Electrospun, synthetic bone void filler promotes human MSC function and BMP-2 mediated spinal fusion.

INTRODUCTION: Synthetic bone grafts are often used to achieve a well-consolidated fusion mass in spinal fusion procedures. These bone grafts function as scaffolds, and ideally support cell function and facilitate protein binding. OBJECTIVE: The aim was to characterize an electrospun, synthetic bone void filler (Reb) for its bone morphogenetic protein (BMP)-2 release properties and support of human mesenchymal stem cell (hMSC) function in vitro, and its efficacy in promoting BMP-2-/bone marrow aspirate-(BMA)-mediated posterolateral spinal fusion (PLF) in vivo.

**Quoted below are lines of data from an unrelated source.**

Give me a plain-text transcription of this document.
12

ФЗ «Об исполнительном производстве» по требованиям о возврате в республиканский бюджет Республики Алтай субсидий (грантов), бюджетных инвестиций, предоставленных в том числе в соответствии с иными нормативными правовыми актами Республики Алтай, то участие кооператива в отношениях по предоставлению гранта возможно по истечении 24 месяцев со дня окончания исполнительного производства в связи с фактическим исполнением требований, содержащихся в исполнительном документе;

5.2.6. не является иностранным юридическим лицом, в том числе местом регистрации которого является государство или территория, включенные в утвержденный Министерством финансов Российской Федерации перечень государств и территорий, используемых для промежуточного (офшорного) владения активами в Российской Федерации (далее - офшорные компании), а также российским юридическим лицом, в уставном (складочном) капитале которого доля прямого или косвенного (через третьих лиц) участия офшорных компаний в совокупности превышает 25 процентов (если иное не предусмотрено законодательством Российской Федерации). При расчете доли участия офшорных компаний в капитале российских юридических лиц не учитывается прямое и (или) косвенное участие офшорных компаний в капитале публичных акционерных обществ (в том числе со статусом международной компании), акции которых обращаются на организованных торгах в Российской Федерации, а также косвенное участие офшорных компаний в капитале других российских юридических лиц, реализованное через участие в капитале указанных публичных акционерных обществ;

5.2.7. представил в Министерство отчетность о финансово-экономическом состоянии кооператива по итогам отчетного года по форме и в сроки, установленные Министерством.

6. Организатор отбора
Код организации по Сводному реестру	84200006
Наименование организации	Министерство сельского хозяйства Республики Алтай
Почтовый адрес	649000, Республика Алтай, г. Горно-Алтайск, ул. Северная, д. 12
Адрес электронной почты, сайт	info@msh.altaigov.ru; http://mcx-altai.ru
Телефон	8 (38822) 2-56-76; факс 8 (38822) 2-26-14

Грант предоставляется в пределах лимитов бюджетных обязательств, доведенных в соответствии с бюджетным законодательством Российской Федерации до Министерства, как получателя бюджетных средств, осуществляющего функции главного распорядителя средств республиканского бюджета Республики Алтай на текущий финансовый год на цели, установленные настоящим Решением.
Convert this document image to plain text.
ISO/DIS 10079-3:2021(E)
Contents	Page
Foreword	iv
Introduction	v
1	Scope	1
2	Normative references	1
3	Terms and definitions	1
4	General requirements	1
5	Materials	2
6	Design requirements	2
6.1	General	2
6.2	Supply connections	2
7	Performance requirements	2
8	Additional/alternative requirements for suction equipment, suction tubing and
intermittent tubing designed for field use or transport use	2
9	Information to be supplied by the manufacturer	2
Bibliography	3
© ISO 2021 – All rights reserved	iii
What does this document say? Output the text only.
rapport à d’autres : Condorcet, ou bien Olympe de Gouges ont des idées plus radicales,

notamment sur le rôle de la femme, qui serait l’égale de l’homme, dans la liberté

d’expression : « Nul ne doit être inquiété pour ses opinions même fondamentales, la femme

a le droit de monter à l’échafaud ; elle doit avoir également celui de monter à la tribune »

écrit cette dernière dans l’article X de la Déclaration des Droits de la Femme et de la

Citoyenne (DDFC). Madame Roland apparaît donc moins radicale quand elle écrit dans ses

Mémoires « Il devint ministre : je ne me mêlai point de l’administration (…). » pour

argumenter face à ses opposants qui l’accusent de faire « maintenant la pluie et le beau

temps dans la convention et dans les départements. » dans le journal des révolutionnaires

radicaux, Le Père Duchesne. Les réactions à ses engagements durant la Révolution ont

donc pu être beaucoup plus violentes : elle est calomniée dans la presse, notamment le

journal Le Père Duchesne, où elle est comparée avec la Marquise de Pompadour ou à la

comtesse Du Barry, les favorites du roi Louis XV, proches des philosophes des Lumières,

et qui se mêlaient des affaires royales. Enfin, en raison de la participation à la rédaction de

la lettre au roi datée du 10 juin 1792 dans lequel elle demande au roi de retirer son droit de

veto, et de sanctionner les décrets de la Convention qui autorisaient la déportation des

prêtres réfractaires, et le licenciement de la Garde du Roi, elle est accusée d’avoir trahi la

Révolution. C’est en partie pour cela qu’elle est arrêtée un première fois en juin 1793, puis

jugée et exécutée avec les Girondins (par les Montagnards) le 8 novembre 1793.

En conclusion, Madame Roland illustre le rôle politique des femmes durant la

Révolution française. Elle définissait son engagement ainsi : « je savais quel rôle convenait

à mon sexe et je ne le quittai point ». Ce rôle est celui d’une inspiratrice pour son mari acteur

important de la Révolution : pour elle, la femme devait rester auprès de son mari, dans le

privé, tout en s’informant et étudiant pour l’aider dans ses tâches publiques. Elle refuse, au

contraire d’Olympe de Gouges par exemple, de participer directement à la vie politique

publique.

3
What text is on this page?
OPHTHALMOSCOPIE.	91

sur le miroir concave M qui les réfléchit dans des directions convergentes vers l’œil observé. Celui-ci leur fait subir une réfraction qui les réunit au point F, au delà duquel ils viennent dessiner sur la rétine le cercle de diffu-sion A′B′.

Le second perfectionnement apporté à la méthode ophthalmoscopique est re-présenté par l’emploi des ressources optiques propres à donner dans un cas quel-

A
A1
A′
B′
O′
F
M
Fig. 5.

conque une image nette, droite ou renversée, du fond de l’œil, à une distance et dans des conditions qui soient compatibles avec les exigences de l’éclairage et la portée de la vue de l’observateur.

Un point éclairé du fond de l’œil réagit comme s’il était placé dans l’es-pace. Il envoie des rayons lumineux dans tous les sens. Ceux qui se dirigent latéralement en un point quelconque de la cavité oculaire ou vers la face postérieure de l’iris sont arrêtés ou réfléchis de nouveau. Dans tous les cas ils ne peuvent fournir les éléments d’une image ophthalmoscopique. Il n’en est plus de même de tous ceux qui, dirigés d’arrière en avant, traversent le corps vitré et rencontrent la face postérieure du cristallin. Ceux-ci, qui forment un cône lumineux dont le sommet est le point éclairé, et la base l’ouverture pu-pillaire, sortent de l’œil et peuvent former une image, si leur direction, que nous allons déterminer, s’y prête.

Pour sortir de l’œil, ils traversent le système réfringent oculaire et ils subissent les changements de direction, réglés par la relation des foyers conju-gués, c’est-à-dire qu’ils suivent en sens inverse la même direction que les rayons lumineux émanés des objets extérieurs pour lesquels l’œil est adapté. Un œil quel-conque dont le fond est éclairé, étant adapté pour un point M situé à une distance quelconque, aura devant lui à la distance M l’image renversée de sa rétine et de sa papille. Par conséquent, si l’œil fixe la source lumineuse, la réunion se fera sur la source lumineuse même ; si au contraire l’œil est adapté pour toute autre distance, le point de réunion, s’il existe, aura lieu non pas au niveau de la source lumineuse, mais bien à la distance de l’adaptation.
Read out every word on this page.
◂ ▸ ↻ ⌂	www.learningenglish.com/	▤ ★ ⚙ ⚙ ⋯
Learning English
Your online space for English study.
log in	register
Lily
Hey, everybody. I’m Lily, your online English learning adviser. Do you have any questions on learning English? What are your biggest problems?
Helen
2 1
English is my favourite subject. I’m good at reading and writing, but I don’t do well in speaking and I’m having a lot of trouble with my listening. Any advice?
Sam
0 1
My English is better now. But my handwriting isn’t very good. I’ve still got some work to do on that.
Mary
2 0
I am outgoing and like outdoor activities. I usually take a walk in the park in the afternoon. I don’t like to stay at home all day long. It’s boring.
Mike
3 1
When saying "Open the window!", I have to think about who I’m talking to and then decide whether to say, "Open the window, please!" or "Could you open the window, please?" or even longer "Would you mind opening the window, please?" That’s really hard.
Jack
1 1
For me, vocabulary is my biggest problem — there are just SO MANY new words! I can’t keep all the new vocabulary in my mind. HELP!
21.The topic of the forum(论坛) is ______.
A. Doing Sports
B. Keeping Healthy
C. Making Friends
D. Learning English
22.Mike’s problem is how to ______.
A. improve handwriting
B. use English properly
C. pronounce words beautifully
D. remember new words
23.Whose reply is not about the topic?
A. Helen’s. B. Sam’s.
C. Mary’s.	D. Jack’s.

METHODS: BMP-2 release kinetics from Reb versus standard absorbable collagen sponge (ACS) was determined. hMSC adhesion and proliferation on Reb was tested using cell counting, fluorescence microscopy and MTS. Cell osteogenic differentiation was quantified via cellular alkaline phosphatase (ALP) activity. For in vivo analysis, 18 Lewis rats were treated during PLF surgery with the following groups: (I) Reb + BMA, (II) Reb + BMA + BMP-2 and (III) BMA. A safe, minimally effective dose of BMP-2 was used. Fusion consolidation was followed for 3 months using radiography and micro-CT. After sacrifice, fusion rate and biomechanical stiffness was determined using manual palpation, biomechanical tests and histology. RESULTS: In vitro, BMP-2 release kinetics were similar between Reb versus ACS. MSC proliferation and differentiation were increased in the presence of Reb. At 3 months post-surgery, fusion rates were 29% (group I), 100% (group II), and 0% (group III). Biomechanical stiffness was higher in group II versus I. Micro-CT showed an increased bone volume and connectivity density in group II. Trabecular thickness was increased in group I versus II. H&E staining showed newly formed bone in group II only. CONCLUSIONS: Reb possesses a high protein binding affinity and promotes hMSC function. Combination with BMA and minimal dose BMP-2 allowed for 100% bone fusion in vivo. This data suggests that a minimally effective dose of BMP-2 can be used when combined with Reb.